Methods: In total, 100 patients were randomly assigned to receive doxycycline for 20 days (n=14), methylprednisolone in decreasing doses for 20 days (n=14), mepolizumab 2 single intravenous injections (n=20), omalizumab 2 to 4 subcutaneous doses (n=15) or placebo (n=37) in three separate clinical double-blind, placebo-controlled trials. Participants were followed for 8 weeks. Endoscopic evaluation of nasal polyp score, assessment of symptom score and measurement of markers of inflammation in nasal secretions and serum occurred at baseline, week 4 and week 8. All treatments were completed at week 4, except for 2 patients who received a fourth subcutaneous dose of omalizumab at week 6.
Results: All treatment options significantly reduced nasal polyp score as compared to baseline, but not placebo. Methylprednisolone has initially the most dramatic effect on symptom scores, but after cessation of treatment symptom scores worsen progressively and return to baseline after 4 weeks. Mepolizumab, doxycycline and methylprednisolone each had a specific effect on local and systemic inflammatory markers. Omalizumab did not alter eosinophilia or markers of inflammation.

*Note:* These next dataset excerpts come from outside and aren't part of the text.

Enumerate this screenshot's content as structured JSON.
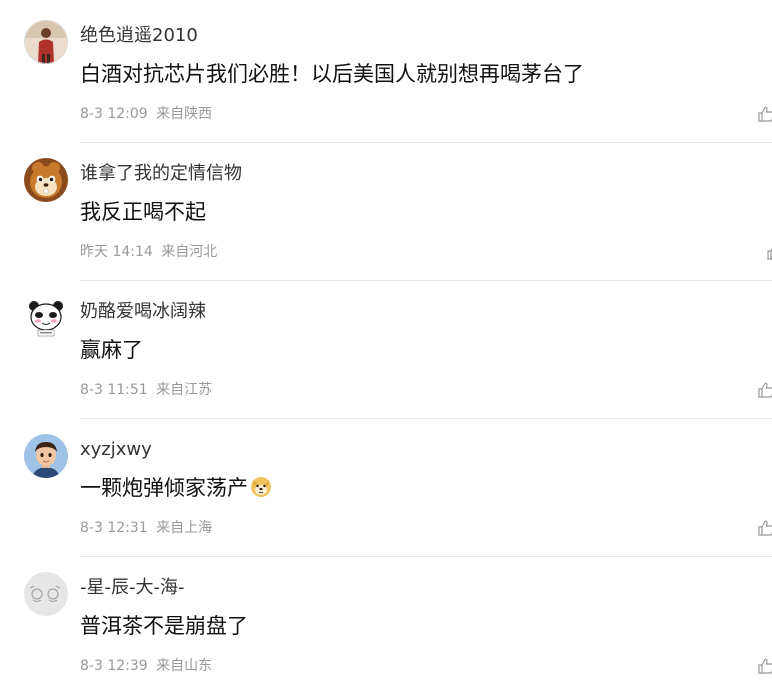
{
  "comments": [
    {
      "username": "绝色逍遥2010",
      "content": "白酒对抗芯片我们必胜！以后美国人就别想再喝茅台了",
      "time": "8-3 12:09",
      "location": "来自陕西",
      "avatar_icon": "person-red-shirt-avatar"
    },
    {
      "username": "谁拿了我的定情信物",
      "content": "我反正喝不起",
      "time": "昨天 14:14",
      "location": "来自河北",
      "avatar_icon": "cartoon-chipmunk-avatar"
    },
    {
      "username": "奶酪爱喝冰阔辣",
      "content": "赢麻了",
      "time": "8-3 11:51",
      "location": "来自江苏",
      "avatar_icon": "panda-meme-avatar"
    },
    {
      "username": "xyzjxwy",
      "content": "一颗炮弹倾家荡产",
      "time": "8-3 12:31",
      "location": "来自上海",
      "avatar_icon": "3d-cartoon-boy-avatar",
      "emoji_icon": "doge-emoji"
    },
    {
      "username": "-星-辰-大-海-",
      "content": "普洱茶不是崩盘了",
      "time": "8-3 12:39",
      "location": "来自山东",
      "avatar_icon": "hand-drawn-sketch-avatar"
    }
  ],
  "colors": {
    "username": "#333333",
    "content": "#111111",
    "meta": "#999999",
    "divider": "#e8e8e8"
  }
}
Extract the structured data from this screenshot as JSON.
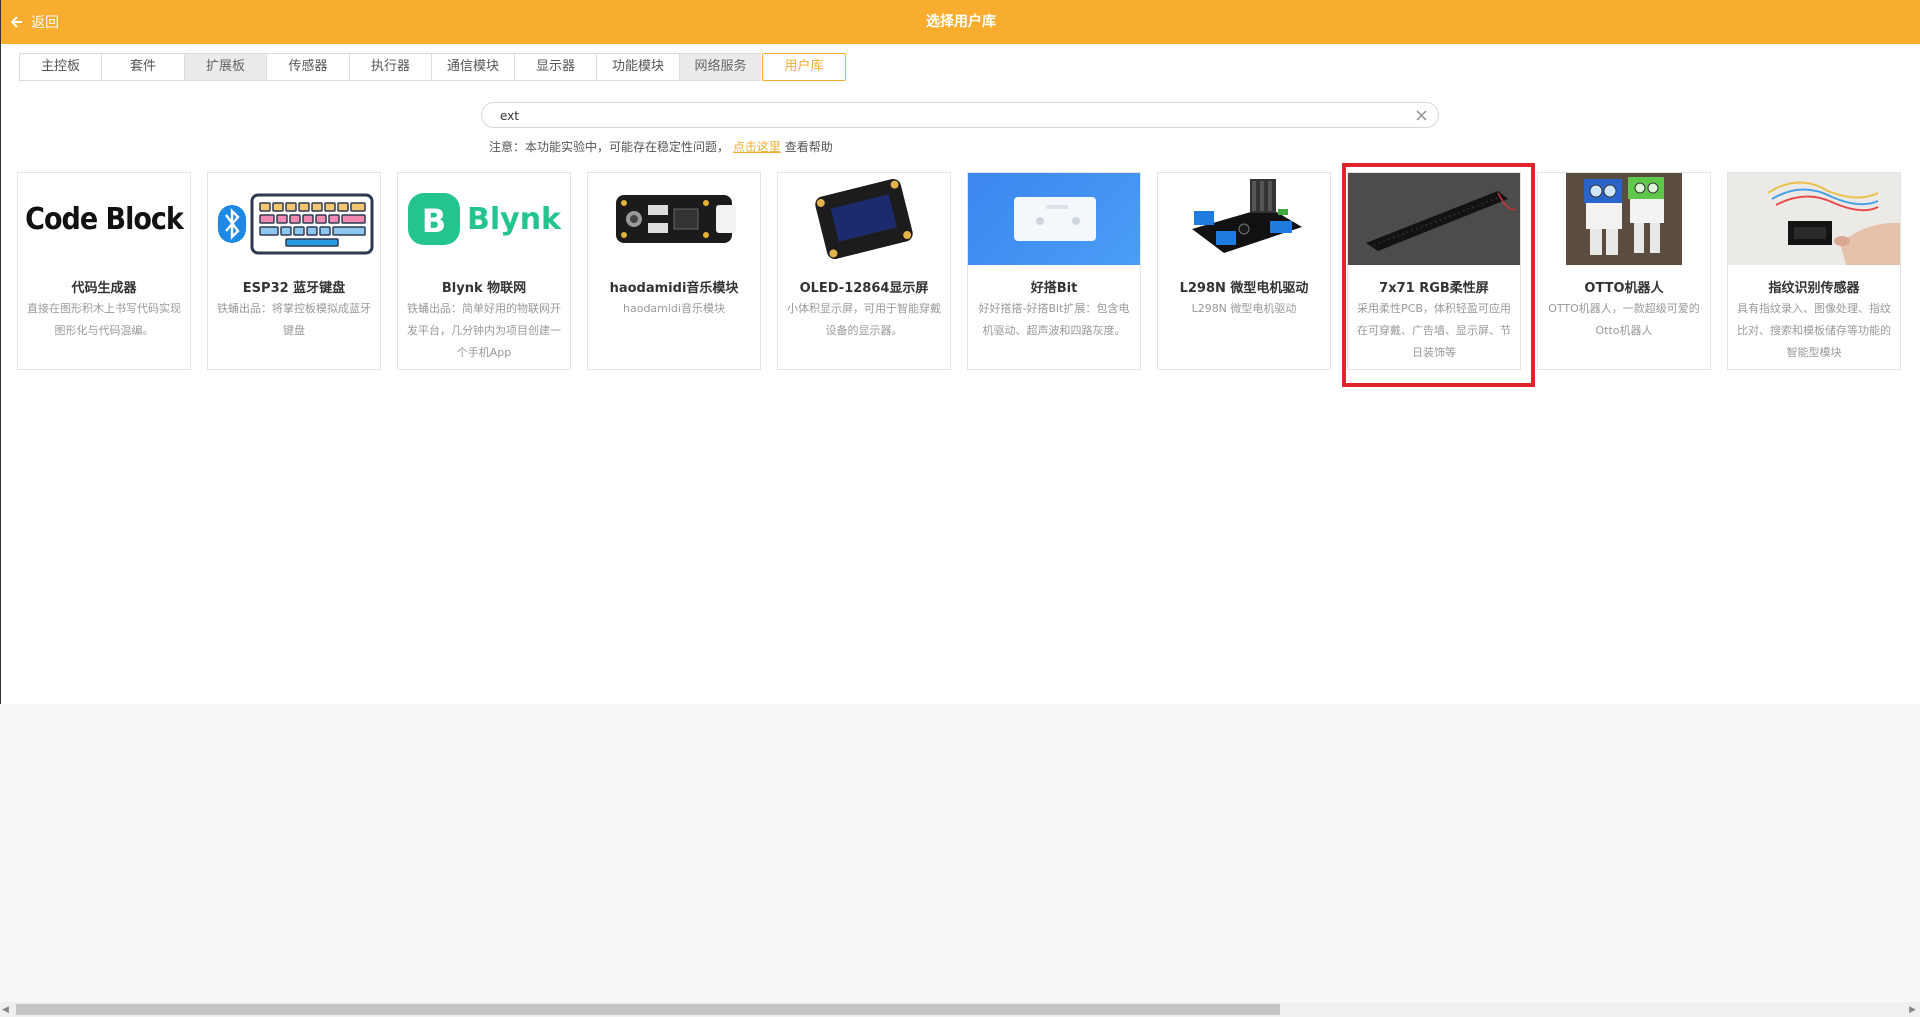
{
  "header": {
    "back_label": "返回",
    "title": "选择用户库"
  },
  "tabs": [
    {
      "label": "主控板",
      "style": "normal"
    },
    {
      "label": "套件",
      "style": "normal"
    },
    {
      "label": "扩展板",
      "style": "gray"
    },
    {
      "label": "传感器",
      "style": "normal"
    },
    {
      "label": "执行器",
      "style": "normal"
    },
    {
      "label": "通信模块",
      "style": "normal"
    },
    {
      "label": "显示器",
      "style": "normal"
    },
    {
      "label": "功能模块",
      "style": "normal"
    },
    {
      "label": "网络服务",
      "style": "gray"
    },
    {
      "label": "用户库",
      "style": "active"
    }
  ],
  "search": {
    "value": "ext"
  },
  "note": {
    "prefix": "注意：本功能实验中，可能存在稳定性问题，",
    "link": "点击这里",
    "suffix": "查看帮助"
  },
  "cards": [
    {
      "name": "代码生成器",
      "desc": "直接在图形积木上书写代码实现图形化与代码混编。",
      "thumb_text": "Code Block",
      "icon": "code-block-logo"
    },
    {
      "name": "ESP32 蓝牙键盘",
      "desc": "铁蛹出品：将掌控板模拟成蓝牙键盘",
      "icon": "bluetooth-keyboard-icon"
    },
    {
      "name": "Blynk 物联网",
      "desc": "铁蛹出品：简单好用的物联网开发平台，几分钟内为项目创建一个手机App",
      "thumb_text": "Blynk",
      "icon": "blynk-logo"
    },
    {
      "name": "haodamidi音乐模块",
      "desc": "haodamidi音乐模块",
      "icon": "music-module-image"
    },
    {
      "name": "OLED-12864显示屏",
      "desc": "小体积显示屏，可用于智能穿戴设备的显示器。",
      "icon": "oled-display-image"
    },
    {
      "name": "好搭Bit",
      "desc": "好好搭搭-好搭Bit扩展：包含电机驱动、超声波和四路灰度。",
      "icon": "haodabit-board-image"
    },
    {
      "name": "L298N 微型电机驱动",
      "desc": "L298N 微型电机驱动",
      "icon": "motor-driver-image"
    },
    {
      "name": "7x71 RGB柔性屏",
      "desc": "采用柔性PCB，体积轻盈可应用在可穿戴、广告墙、显示屏、节日装饰等",
      "icon": "flexible-rgb-strip-image"
    },
    {
      "name": "OTTO机器人",
      "desc": "OTTO机器人，一款超级可爱的Otto机器人",
      "icon": "otto-robot-image"
    },
    {
      "name": "指纹识别传感器",
      "desc": "具有指纹录入、图像处理、指纹比对、搜索和模板储存等功能的智能型模块",
      "icon": "fingerprint-sensor-image"
    }
  ],
  "colors": {
    "accent": "#f8ad2f",
    "highlight": "#e0242c"
  }
}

Conclusions: Omalizumab, mepolizumab and oral doxycycline cause a long-term reduction in nasal polyp size, whereas methylprednisolone initially causes the strongest reduction in polyp size but recurrence occurs earlier. Total symptom scores parallel this trend. Doxycyline works on eosinophilic and neutrophilic inflammation in nasal polyps, whereas the effect of mepolizumab and methylprednisolone is most apparent on eosinophilic markers. Omalizumab did not reduce markers of eosinophilic inflammation, nor neutrophilic inflammation in nasal secretions. The beneficial effect of omalizumab seems to be mediated through a direct effect on IgE or their receptor, rather than through an effect on markers of the eosinophilic cascade.